Target (TGT) missed the mark in its first-quarter earnings report, as inflation-battered U.S. households continue to avoid purchasing non-essential items. The company's shares fell 7% in pre-market trading on Wednesday following the disappointing results, which CEO Brian Cornell attributed to the "biggest challenges" Target is hearing from its shoppers: "inflation in food and household essentials."

On a call with reporters, Cornell emphasized that inflation is putting a "strain on the consumer wallet," leading to a decline in both traffic and transactions at Target's physical stores. The company's expansive supercenters saw a particular weakness in discretionary departments such as home goods, as sales trends "normalize" in categories where inflation has eased.

As a result of the store sales slump, Target CFO Michael Fiddelke stated that the company is planning the business "conservatively" for the remainder of the year. Stifel analyst Mark Astrachan noted that while fiscal 2024 consensus is likely to remain largely unchanged, Target shares could underperform given the slightly lower-than-expected earnings per share and operating income, as well as heightened expectations following better-than-feared results in recent quarters.

In an effort to close the gap with better-performing rival Walmart (WMT), Target unveiled a plan on Monday to slash prices on 5,000 items, including milk, meat, and bread.

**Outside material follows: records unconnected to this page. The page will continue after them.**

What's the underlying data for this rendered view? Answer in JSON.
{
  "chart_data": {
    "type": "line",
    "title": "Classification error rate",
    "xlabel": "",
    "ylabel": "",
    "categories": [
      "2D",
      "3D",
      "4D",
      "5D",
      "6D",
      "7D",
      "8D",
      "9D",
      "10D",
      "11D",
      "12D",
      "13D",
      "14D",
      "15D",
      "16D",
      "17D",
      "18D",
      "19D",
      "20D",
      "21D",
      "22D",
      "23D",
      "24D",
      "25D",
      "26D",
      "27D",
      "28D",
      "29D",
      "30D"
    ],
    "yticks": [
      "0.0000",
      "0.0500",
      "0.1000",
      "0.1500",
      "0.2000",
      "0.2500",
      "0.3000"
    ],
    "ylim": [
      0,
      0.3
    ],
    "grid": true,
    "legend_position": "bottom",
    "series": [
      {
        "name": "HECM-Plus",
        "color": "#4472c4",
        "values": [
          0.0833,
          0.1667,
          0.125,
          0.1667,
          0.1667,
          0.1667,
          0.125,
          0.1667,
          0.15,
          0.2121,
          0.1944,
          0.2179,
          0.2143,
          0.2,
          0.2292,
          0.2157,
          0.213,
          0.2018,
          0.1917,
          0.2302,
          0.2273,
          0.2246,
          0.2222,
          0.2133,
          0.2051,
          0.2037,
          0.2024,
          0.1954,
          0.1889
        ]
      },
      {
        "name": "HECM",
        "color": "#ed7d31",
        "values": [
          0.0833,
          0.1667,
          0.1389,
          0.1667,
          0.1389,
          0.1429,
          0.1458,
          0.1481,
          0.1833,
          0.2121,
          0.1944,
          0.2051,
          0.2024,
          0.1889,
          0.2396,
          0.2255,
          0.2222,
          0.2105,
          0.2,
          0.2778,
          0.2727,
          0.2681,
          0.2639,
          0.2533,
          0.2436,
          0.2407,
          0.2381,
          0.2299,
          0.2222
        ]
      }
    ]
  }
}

The company has already lowered prices on about 1,500 items and will continue this initiative into the summer.

Target's earnings rundown revealed a 3.1% year-over-year decline in net sales to $24.5 billion, a gross profit margin of 27.7%, and a 1% decrease in diluted earnings per share to $2.03. Comparable sales fell 3.7% year-over-year, with digital comparable sales rising 1.4% and store comparable sales dropping 4.8%. The company also reported a 7% decrease in inventory from the prior year and did not repurchase any of its stock in the quarter, despite having $9.7 billion left on a prior buyback authorization.

Looking ahead, Target projects second-quarter earnings per share of $1.95 to $2.35 and expects comparable sales to be unchanged or up 2%. For the full year, the company reiterated its prior guidance of earnings per share between $8.60 and $9.60.

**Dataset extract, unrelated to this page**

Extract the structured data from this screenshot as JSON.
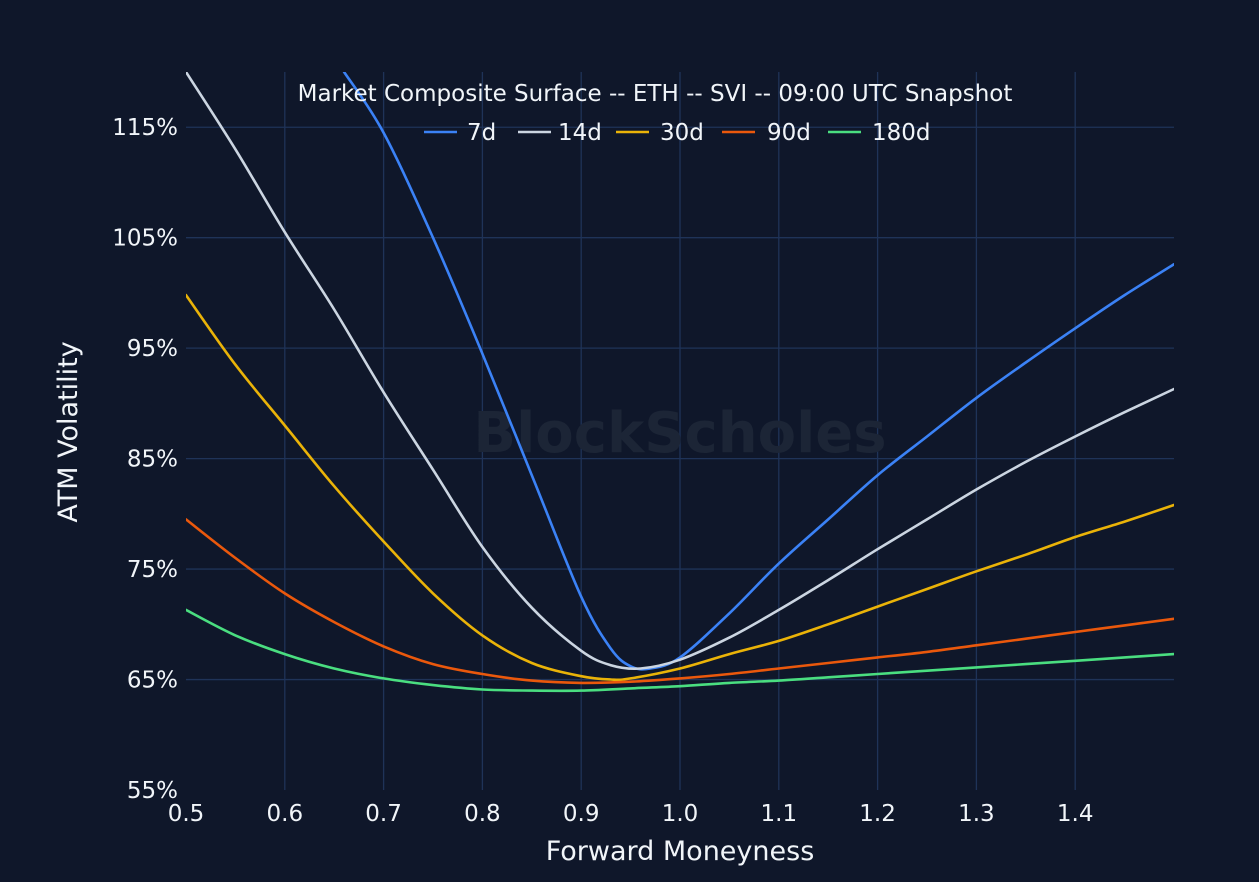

The disappointing earnings report highlights the challenges Target faces in maintaining its reputation for "cheap chic" merchandise amid surging prices. The company's core middle-class customer base has been strained by inflation, leading to a pullback in discretionary goods in favor of groceries and everyday essentials. This trend has been particularly detrimental to Target, which stocks more non-essential merchandise compared to competitors like Walmart and Costco.

To lure back shoppers, Target has taken steps to cut prices on key items and introduce new house brands, such as Dealworthy, which aims to compete with dollar stores and Walmart by offering a budget-friendly lineup of 400 items.

Despite these efforts, Target's "Tar-zhay" luster has faded as inflation continues to bite, with the company reporting its fourth consecutive quarter of sales declines. The chain's merchandise mix and higher prices compared to rivals have contributed to its slump, as more than half of Target's merchandise is discretionary, while Walmart derives around half of its sales from groceries.